Skip to contents

Fit a BART model of a binary responses using the the Albert and Chib (1993) data augmentation for probit models.

Usage

probit_flexBART(formula, train_data, test_data = NULL,...)

Arguments

formula

an object of class formula (or one that can be coerced to the class): a symbolic description of the model to be fitted. The details of model specification are given under 'Details'.

train_data

an object of class data.frame containing data used to train the model. As usual, rows (resp. columns) correspond to observations (resp. variables)

test_data

an optional object of class data.frame containing test-set (i.e., out-of-sample) data. Default is NULL.

...

Additional arguments for setting prior hyperparameters (e.g., number of trees, \(\mu_{0}\), \(\tau\), etc.) and MCMC control parameters (e.g., number of chains, iterations, etc.) See flexBART for details about additional arguments.

Details

For a binary response \(Y\), \(p\) predictors \(X_{1}, \ldots, X_{p}\), probit_flexBART models \(P(Y=1 \vert X = x) = \Phi(f(x)\), where \(\Phi\) is the standard normal cumulative distribution function. probit_flexBART combines the Albert & Chib (1993) data augmentation strategy for probit regression with the usual Bayesian backfitting used to fit (VC)BART models.

The formula argument

Currently, probit_flexBART only supports fitting single ensemble probit BART models. So, the only valid formula will look something like Y~bart(.) or Y ~ bart(x1+x2). As with flexBART, you must include the string “bart” on the right-hand side of the formula object.

Prior specification

probit_flexBART approximates the function \(f(x)\) with an ensemble of binary regression trees. It also specifies independent priors on the trees in the ensemble that are essentially identical to those deployed by flexBART. That is, the tree structure is generated using a branching process in which the probability that a node at depth \(d\) is non-terminal is \(\alpha \times (1 + d)^{-\beta}\). Then, decision rules are drawn sequentially from the root down to each leaf. Finally, independent \(N(\mu_0, \tau^2)\) priors are specified for the outputs in each leaf.

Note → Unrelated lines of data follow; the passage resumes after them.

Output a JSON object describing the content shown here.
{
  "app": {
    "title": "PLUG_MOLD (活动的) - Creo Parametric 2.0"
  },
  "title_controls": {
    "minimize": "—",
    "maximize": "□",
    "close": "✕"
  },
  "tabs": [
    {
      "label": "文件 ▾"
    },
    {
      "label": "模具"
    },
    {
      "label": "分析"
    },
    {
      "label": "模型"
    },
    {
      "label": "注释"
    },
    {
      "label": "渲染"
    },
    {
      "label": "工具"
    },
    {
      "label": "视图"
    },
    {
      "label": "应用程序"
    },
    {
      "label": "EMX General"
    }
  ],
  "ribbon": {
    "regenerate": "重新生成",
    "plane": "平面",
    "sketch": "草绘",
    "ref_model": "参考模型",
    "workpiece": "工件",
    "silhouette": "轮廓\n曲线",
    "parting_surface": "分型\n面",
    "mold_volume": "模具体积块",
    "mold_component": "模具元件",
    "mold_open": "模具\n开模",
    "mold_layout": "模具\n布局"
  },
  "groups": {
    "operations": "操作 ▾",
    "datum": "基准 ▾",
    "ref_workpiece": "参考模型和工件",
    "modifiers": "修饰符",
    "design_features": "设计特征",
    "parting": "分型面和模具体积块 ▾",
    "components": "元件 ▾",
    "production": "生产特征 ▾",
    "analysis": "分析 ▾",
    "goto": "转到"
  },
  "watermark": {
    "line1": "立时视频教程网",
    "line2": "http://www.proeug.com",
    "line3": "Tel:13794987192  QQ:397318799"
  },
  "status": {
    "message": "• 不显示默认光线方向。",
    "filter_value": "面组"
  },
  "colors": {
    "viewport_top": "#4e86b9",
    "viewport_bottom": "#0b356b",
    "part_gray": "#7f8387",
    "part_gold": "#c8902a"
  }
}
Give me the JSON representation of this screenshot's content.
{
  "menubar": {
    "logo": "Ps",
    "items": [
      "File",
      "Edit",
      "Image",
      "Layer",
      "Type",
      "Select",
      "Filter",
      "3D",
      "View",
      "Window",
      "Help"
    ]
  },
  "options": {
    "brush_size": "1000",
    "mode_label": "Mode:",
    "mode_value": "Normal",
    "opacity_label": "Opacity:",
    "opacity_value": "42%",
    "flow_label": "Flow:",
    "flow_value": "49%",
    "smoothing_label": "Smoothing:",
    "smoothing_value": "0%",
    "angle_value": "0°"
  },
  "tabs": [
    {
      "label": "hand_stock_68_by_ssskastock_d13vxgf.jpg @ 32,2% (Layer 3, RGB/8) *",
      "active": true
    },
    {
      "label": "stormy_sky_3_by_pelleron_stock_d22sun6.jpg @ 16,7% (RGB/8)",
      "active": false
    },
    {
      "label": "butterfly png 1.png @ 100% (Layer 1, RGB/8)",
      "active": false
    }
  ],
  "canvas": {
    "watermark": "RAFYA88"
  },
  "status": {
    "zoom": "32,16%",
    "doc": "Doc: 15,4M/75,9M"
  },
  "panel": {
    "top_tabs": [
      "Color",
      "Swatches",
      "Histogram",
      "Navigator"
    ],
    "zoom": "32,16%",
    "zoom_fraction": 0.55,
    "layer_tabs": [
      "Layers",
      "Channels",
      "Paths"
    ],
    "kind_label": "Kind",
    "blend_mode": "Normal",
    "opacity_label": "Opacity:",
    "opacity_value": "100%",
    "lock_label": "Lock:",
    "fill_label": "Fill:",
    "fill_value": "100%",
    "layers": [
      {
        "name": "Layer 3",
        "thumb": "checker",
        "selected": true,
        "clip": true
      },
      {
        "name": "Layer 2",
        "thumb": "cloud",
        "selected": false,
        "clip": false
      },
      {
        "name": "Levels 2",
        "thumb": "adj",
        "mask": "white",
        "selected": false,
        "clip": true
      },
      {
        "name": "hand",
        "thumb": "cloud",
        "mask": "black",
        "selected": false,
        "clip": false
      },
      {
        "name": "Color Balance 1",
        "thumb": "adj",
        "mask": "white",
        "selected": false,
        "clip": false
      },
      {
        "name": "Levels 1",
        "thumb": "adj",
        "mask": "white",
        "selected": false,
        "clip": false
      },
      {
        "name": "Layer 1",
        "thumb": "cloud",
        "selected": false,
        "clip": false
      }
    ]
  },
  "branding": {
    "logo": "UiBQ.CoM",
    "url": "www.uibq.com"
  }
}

With this specification, the marginal prior of any evaluation of the regression function \(f(x)\) is \(N(M \times \mu_{0}, \tau^{2} \times M)\), where \(M\) is the number of trees in the ensemble. Thus, for each \(x\), the induced prior for \(P(Y = 1 \vert X = x)\) places 95% probability on the interval \([\Phi(M \times \mu_{0} - 2 \times \tau \times \sqrt{M}), \Phi(M \times \mu_{0} + 2 \times \tau \times \sqrt{M})]\). By default, probit_flexBART sets \(\tau = 1/\sqrt{M}\) and \(\Phi^{-1}(\overline{y})/M\) (i.e., qnorm(mean(Y))/M). Use the mu0_vec and tau_vec arguments to set other hyperparameter values.

Value

An object of class “flexBART” (essentially a list) containing

dinfo

Essentially a list containing information about the input and output variables. Used by predict.flexBART.

trees

A list (or length nd) of character vectors (of lenght M) containing textual representations of the regression trees. These strings are parsed by predict.flexBART to reconstruct the C++ representations of the sampled trees.

scaling_info

Essentially a list containing information for re-scaling raw MCMC output to the original outcome scale. Used by predict.flexBART.

M

A copy of the argument M_vec. Used by predict.flexBART.

cov_ensm

An \(p \times R\) binary matrix encoding whose (j,r)-element is 1 if trees in the ensemble for \(\beta_{r}(X)\) can split on \(X_{j}\).

is.probit

Logical with value TRUE. Used by predict.flexBART.

prob.train.mean

Vector containing posterior mean of \(P(Y=1 \vert X = x)\) for the training data.

prob.train

Matrix with nd rows and length(Y_train) columns containing posterior samples of \(P(Y=1 \vert X = x)\) for the training data. Each row corresponds to a posterior sample of the regression functionand each column corresponds to a training observation. Only returned if save_samples = TRUE.

prob.test.mean

Vector containing posterior mean of \(P(Y=1 \vert X = x)\) on testing data, if testing data is provided.

prob.test

If testing data was supplied, matrix containing posterior samples of the regression function evaluated on the testing data. Structure is similar to that of prob.train. Only returned if testing data is passed and save_samples = TRUE.

varcounts

Matrix that counts the number of times a variable was used in a decision rule in each MCMC iteration. Structure is similar to that of prob.train, with rows corresponding to MCMC iteration and columns corresponding to predictors

timing

Vector of runtimes for each chain

See also

flexBART for continuous outcomes.

References

Albert, J.H. and Chib, S. (1993) Bayesian analysis of binary and polychotomous data. Journal of the American Statistical Association. 88(422):669–679. doi:10.2307/2290350 .